Bug #28072
textExtract for pdf returns utf8, leading to further problems
| Status: | Closed | Start date: | 2011-07-10 | |
|---|---|---|---|---|
| Priority: | Should have | Due date: | ||
| Assignee: | Ingo Renner | % Done: | 100% |
|
| Category: | File Indexing | |||
| Target version: | 2.5-dkd | |||
| TYPO3 Version: | Has patch: | |||
| PHP Version: | Tags: | |||
| Votes: | 0 |
Description
When trying to use the textExtract-service for a pdf you'll usually stumble across cc_txtextexec which executes "pdftotext". However if just process() is called on the document the utf8-returned content is transformed into iso-8859-1. To avoid that configuration needs to be passed. Since the solr-interface uses utf8, we can hardcode "utf-8" there, and by that just avoid the unnecessary charset-conversion.

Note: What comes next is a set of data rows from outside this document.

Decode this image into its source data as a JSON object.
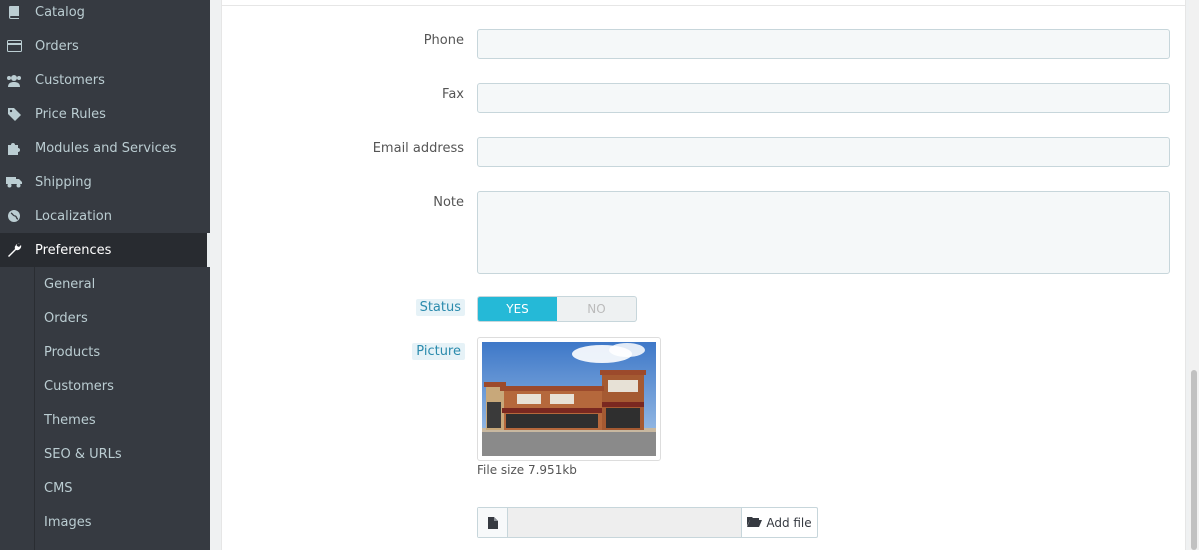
{
  "sidebar": {
    "menu": [
      {
        "label": "Catalog",
        "icon": "book-icon"
      },
      {
        "label": "Orders",
        "icon": "credit-card-icon"
      },
      {
        "label": "Customers",
        "icon": "users-icon"
      },
      {
        "label": "Price Rules",
        "icon": "tags-icon"
      },
      {
        "label": "Modules and Services",
        "icon": "puzzle-icon"
      },
      {
        "label": "Shipping",
        "icon": "truck-icon"
      },
      {
        "label": "Localization",
        "icon": "globe-icon"
      },
      {
        "label": "Preferences",
        "icon": "wrench-icon"
      }
    ],
    "submenu": [
      "General",
      "Orders",
      "Products",
      "Customers",
      "Themes",
      "SEO & URLs",
      "CMS",
      "Images"
    ]
  },
  "form": {
    "phone_label": "Phone",
    "fax_label": "Fax",
    "email_label": "Email address",
    "note_label": "Note",
    "status_label": "Status",
    "status_yes": "YES",
    "status_no": "NO",
    "picture_label": "Picture",
    "file_size": "File size 7.951kb",
    "add_file": "Add file"
  },
  "colors": {
    "sidebar_bg": "#363a41",
    "active_bg": "#282b30",
    "accent": "#25b9d7",
    "hint_text": "#2b8bad"
  }
}
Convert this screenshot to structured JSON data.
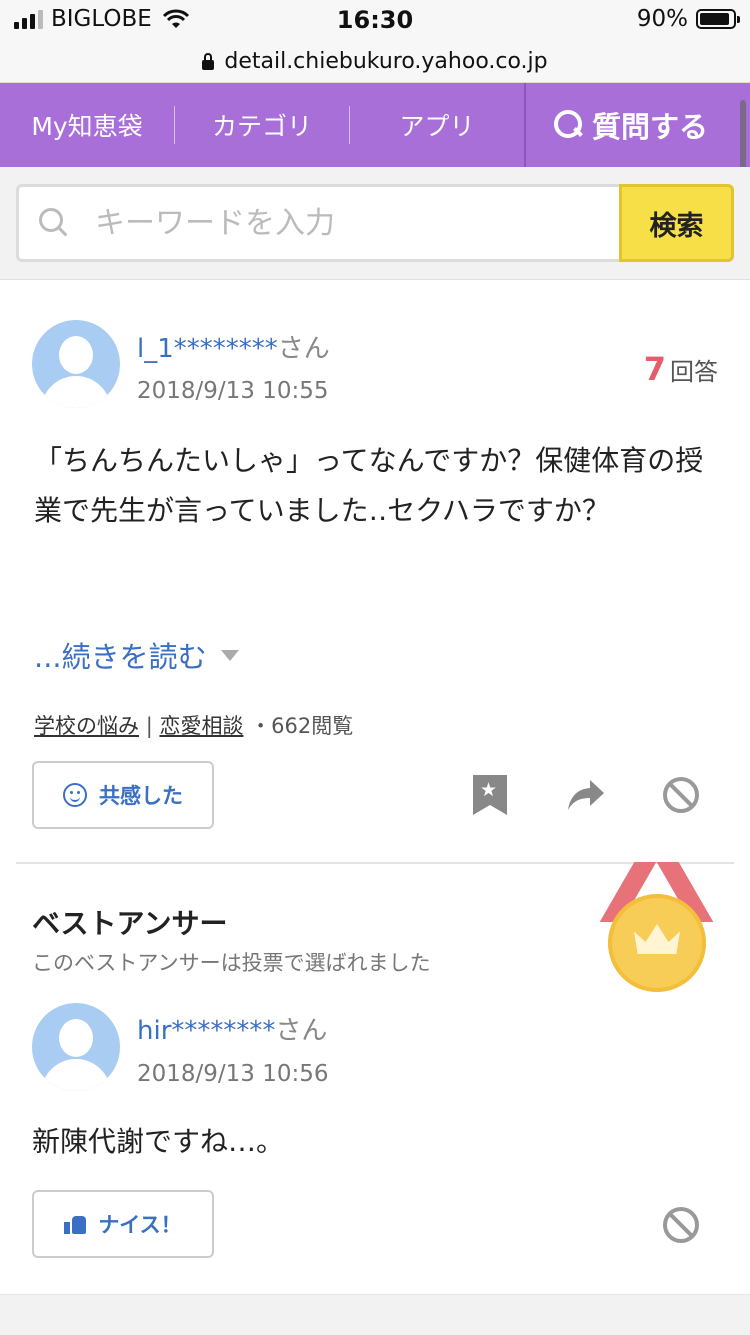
{
  "status_bar": {
    "carrier": "BIGLOBE",
    "time": "16:30",
    "battery_percent_label": "90%",
    "battery_level": 0.9
  },
  "url_bar": {
    "url": "detail.chiebukuro.yahoo.co.jp"
  },
  "nav": {
    "items": [
      "My知恵袋",
      "カテゴリ",
      "アプリ"
    ],
    "ask_label": "質問する",
    "accent_color": "#a86fd8"
  },
  "search": {
    "placeholder": "キーワードを入力",
    "button_label": "検索",
    "button_color": "#f7df47"
  },
  "question": {
    "user_name": "l_1********",
    "user_suffix": "さん",
    "date": "2018/9/13 10:55",
    "answer_count": "7",
    "answer_count_label": "回答",
    "text": "「ちんちんたいしゃ」ってなんですか？保健体育の授業で先生が言っていました‥セクハラですか？",
    "read_more": "...続きを読む",
    "category_1": "学校の悩み",
    "category_separator": "|",
    "category_2": "恋愛相談",
    "views": "・662閲覧",
    "empathy_label": "共感した"
  },
  "best_answer": {
    "title": "ベストアンサー",
    "subtitle": "このベストアンサーは投票で選ばれました",
    "user_name": "hir********",
    "user_suffix": "さん",
    "date": "2018/9/13 10:56",
    "text": "新陳代謝ですね…。",
    "nice_label": "ナイス！"
  },
  "icons": [
    "search-icon",
    "bookmark-icon",
    "share-icon",
    "block-icon",
    "smile-icon",
    "thumbs-up-icon",
    "medal-icon",
    "lock-icon",
    "wifi-icon"
  ]
}
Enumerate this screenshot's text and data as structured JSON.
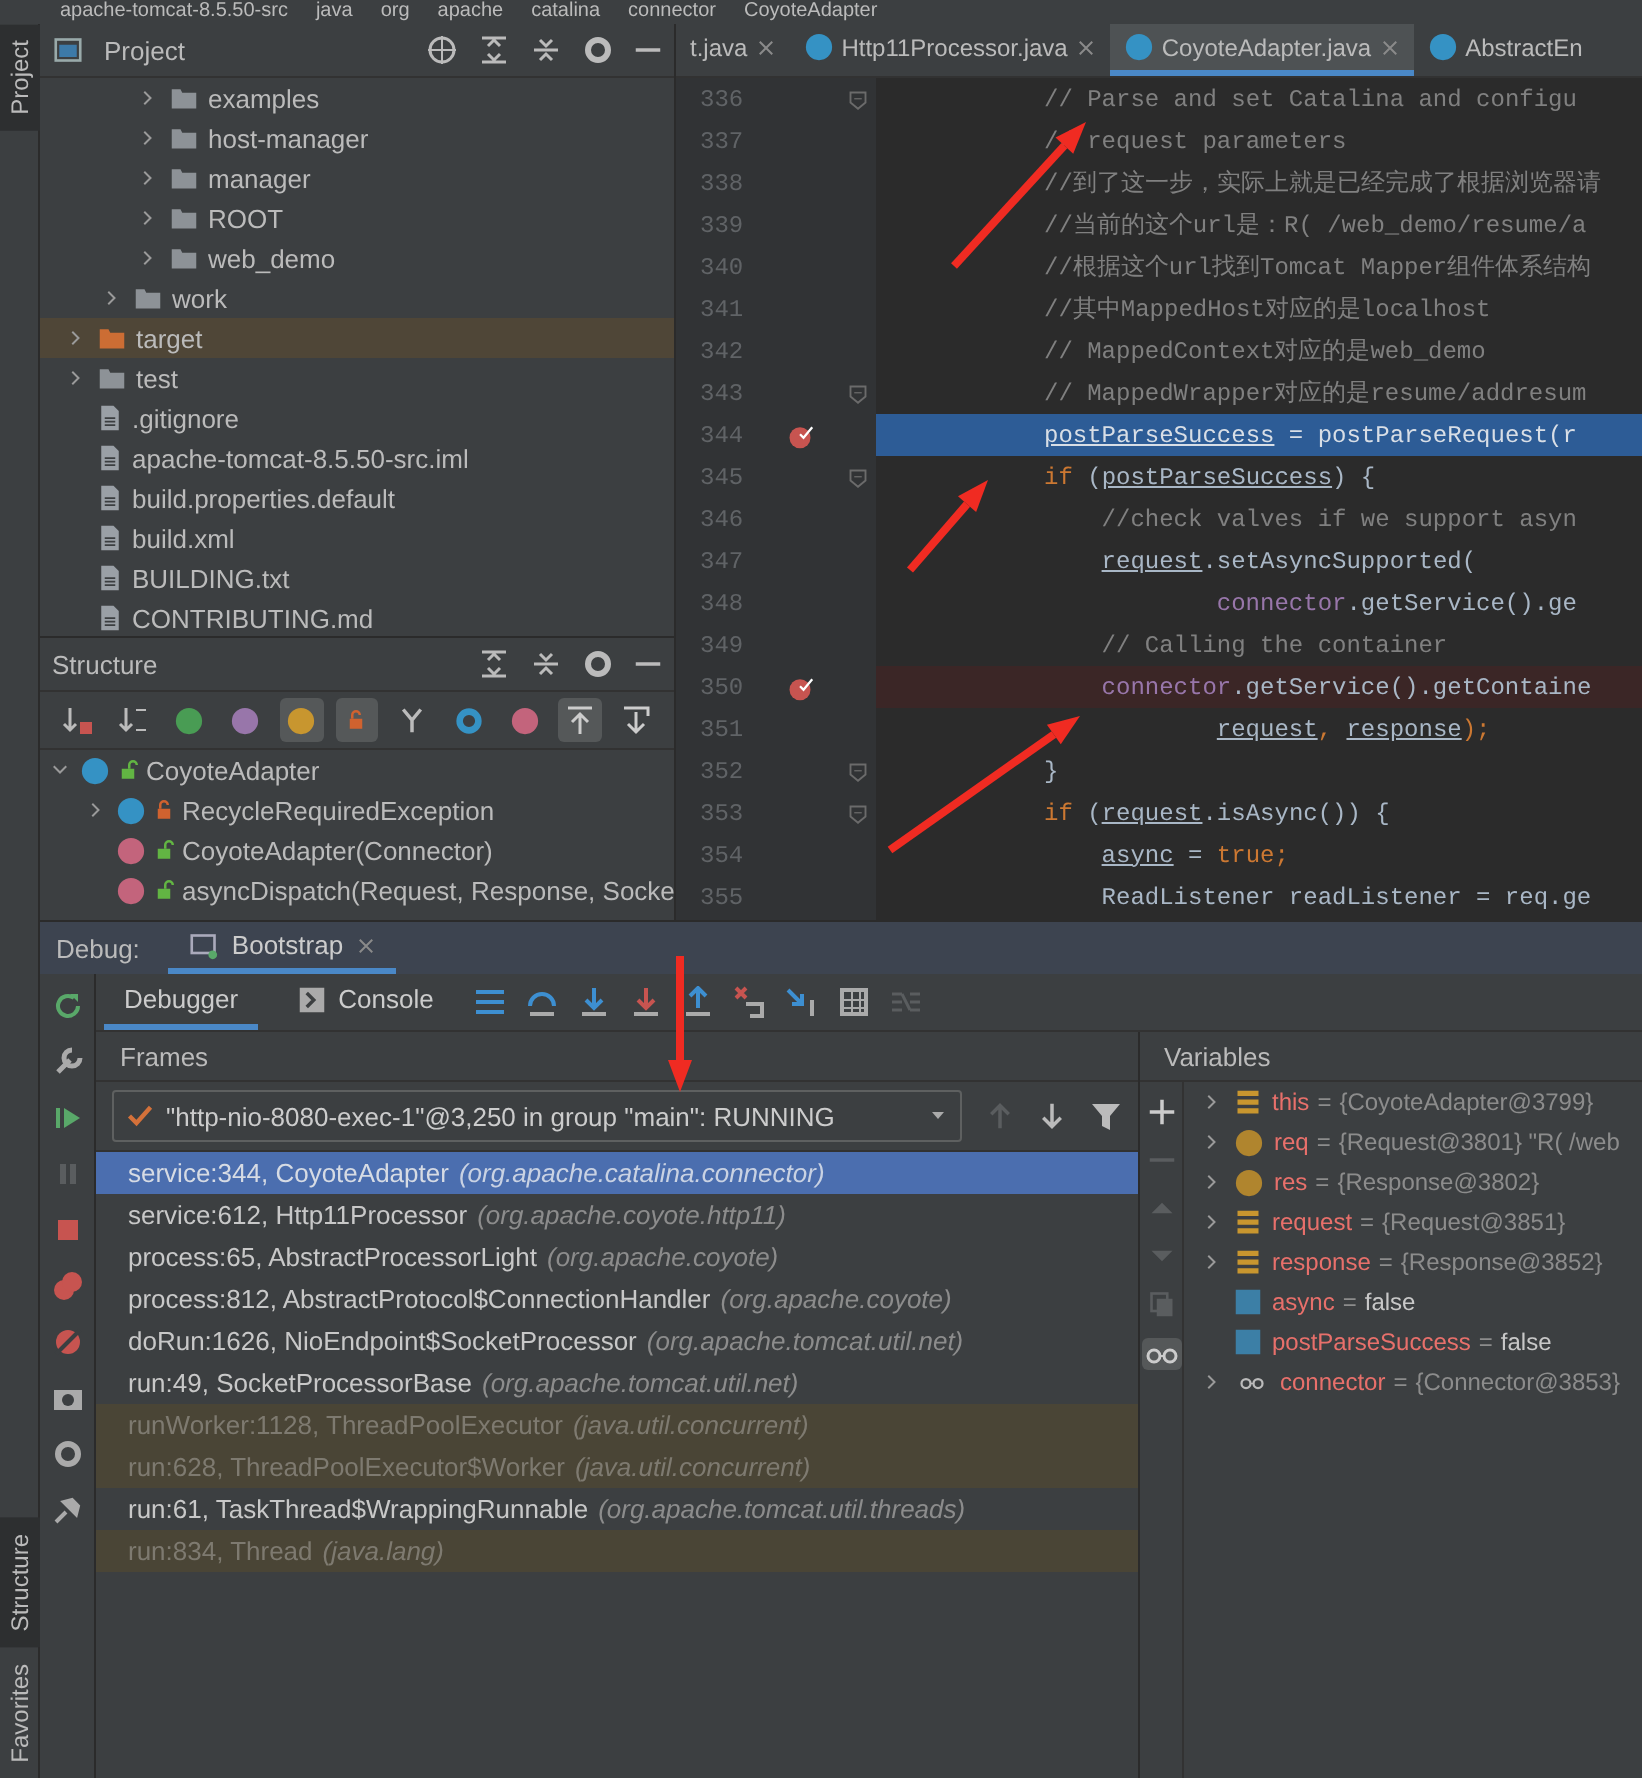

PS: dam does it this way as well in getFileMetaInfo().
If the charset isn't processed as utf-8, it later might lead to problems when htmlspecialchars() is called with utf-8 explicitly which can result in a completely empty content-field (and thus almost no content to send to the solr-server).
History
Updated by Olivier Dobberkau almost 2 years ago
- Status changed from New to Needs Feedback
Can you try tika instead?
Updated by Ingo Renner almost 2 years ago
- Target version changed from 2.0 to 2.5-dkd
Updated by Ingo Renner over 1 year ago
- Status changed from Needs Feedback to Accepted
Updated by Ingo Renner over 1 year ago
- Status changed from Accepted to Resolved
- Assignee set to Ingo Renner
- % Done changed from 0 to 100
Applied in dkd-EAP r 89747
Updated by Ingo Renner about 1 year ago
- Status changed from Resolved to Closed